Workload prediction for volatile nodes in multi-access edge networks

Advancement of edge and far-edge computing, driven by the increasing demand for real-time, data-intensive applications, has heightened the need for reliable and efficient resource management in volatile environments. This paper introduces GTMixer, a deep learning architecture tailored for predicting resource usage in volatile edge computing scenarios. GTMixer utilizes a Dynamic Temporal Graph (DTG) to capture the evolving interdependencies in workload exchanges across edge and far-edge nodes. By processing snapshots of this graph, GTMixer identifies patterns in resource utilization, even in the absence of historical CPU data.
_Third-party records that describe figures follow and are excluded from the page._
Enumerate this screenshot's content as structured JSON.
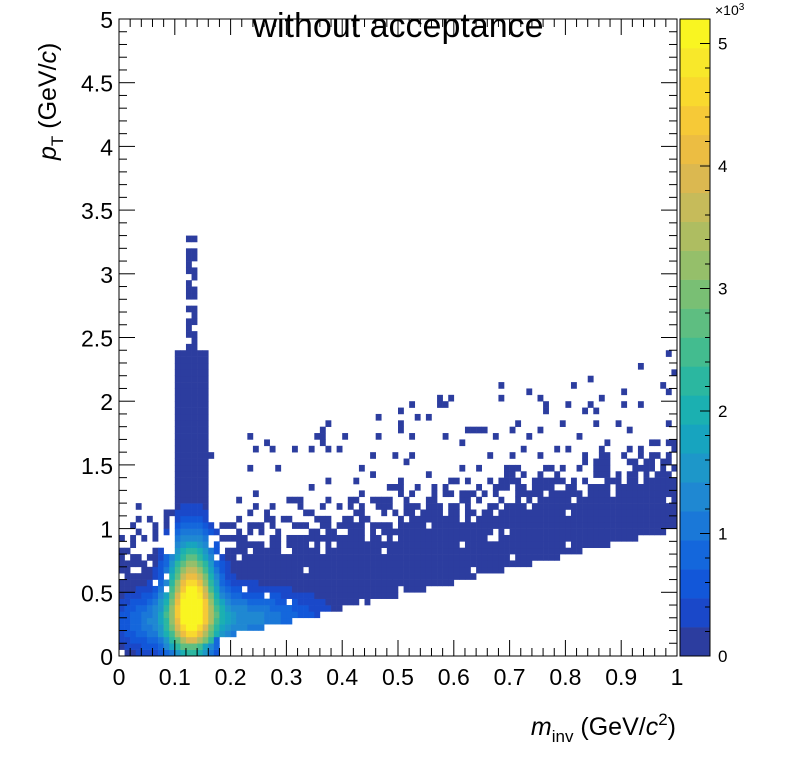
{
  "chart_data": {
    "type": "heatmap",
    "title": "without acceptance",
    "xlabel": {
      "main": "m",
      "sub": "inv",
      "unit_pre": " (GeV/",
      "unit_var": "c",
      "unit_sup": "2",
      "unit_post": ")"
    },
    "ylabel": {
      "main": "p",
      "sub": "T",
      "unit_pre": " (GeV/",
      "unit_var": "c",
      "unit_post": ")"
    },
    "xlim": [
      0,
      1
    ],
    "ylim": [
      0,
      5
    ],
    "x_ticks": [
      0,
      0.1,
      0.2,
      0.3,
      0.4,
      0.5,
      0.6,
      0.7,
      0.8,
      0.9,
      1
    ],
    "x_tick_labels": [
      "0",
      "0.1",
      "0.2",
      "0.3",
      "0.4",
      "0.5",
      "0.6",
      "0.7",
      "0.8",
      "0.9",
      "1"
    ],
    "y_ticks": [
      0,
      0.5,
      1,
      1.5,
      2,
      2.5,
      3,
      3.5,
      4,
      4.5,
      5
    ],
    "y_tick_labels": [
      "0",
      "0.5",
      "1",
      "1.5",
      "2",
      "2.5",
      "3",
      "3.5",
      "4",
      "4.5",
      "5"
    ],
    "bins_x": 100,
    "bins_y": 100,
    "description": "Photon-pair invariant mass vs transverse momentum; peak near m = 0.13 GeV/c^2, p_T around 0.3-0.5 GeV/c",
    "peak": {
      "x": 0.13,
      "y": 0.42,
      "z": 5000
    },
    "z_range": [
      0,
      5200
    ],
    "colorbar": {
      "ticks": [
        0,
        1000,
        2000,
        3000,
        4000,
        5000
      ],
      "tick_labels": [
        "0",
        "1",
        "2",
        "3",
        "4",
        "5"
      ],
      "multiplier": "×10",
      "multiplier_exp": "3",
      "colors": [
        "#2c3d9f",
        "#1a48c9",
        "#1257d9",
        "#1467dc",
        "#1a78d8",
        "#1f88d2",
        "#1d97c9",
        "#17a4bf",
        "#1bb0b1",
        "#2bb7a0",
        "#43bc8f",
        "#5ebe81",
        "#79bf74",
        "#95bf6a",
        "#aebd61",
        "#c6bb5a",
        "#dbb850",
        "#ecbd42",
        "#f6c937",
        "#f9d92e",
        "#f8e82a",
        "#f9f521"
      ]
    },
    "grid": false,
    "legend": "none"
  }
}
Our contributions include: (1) the creation of a DTG that reflects migration patterns and resource utilization among nodes; (2) the development of the GTMixer model, which integrates feature mixing with graph neural networks for improved predictive accuracy; and (3) empirically evaluating GTMixer against state-of-the-art models using a modified version of the Alibaba 2021 traces dataset that accounts for volatility. Our results demonstrate that GTMixer not only effectively anticipates resource requirements in unpredictable Multi-access Edge Computing (MEC) scenarios but also significantly outperforms current state-of-the-art models in terms of efficiency, showcasing its potential to enhance the reliability and performance of edge computing systems crucial for nextgeneration network technologies and applications.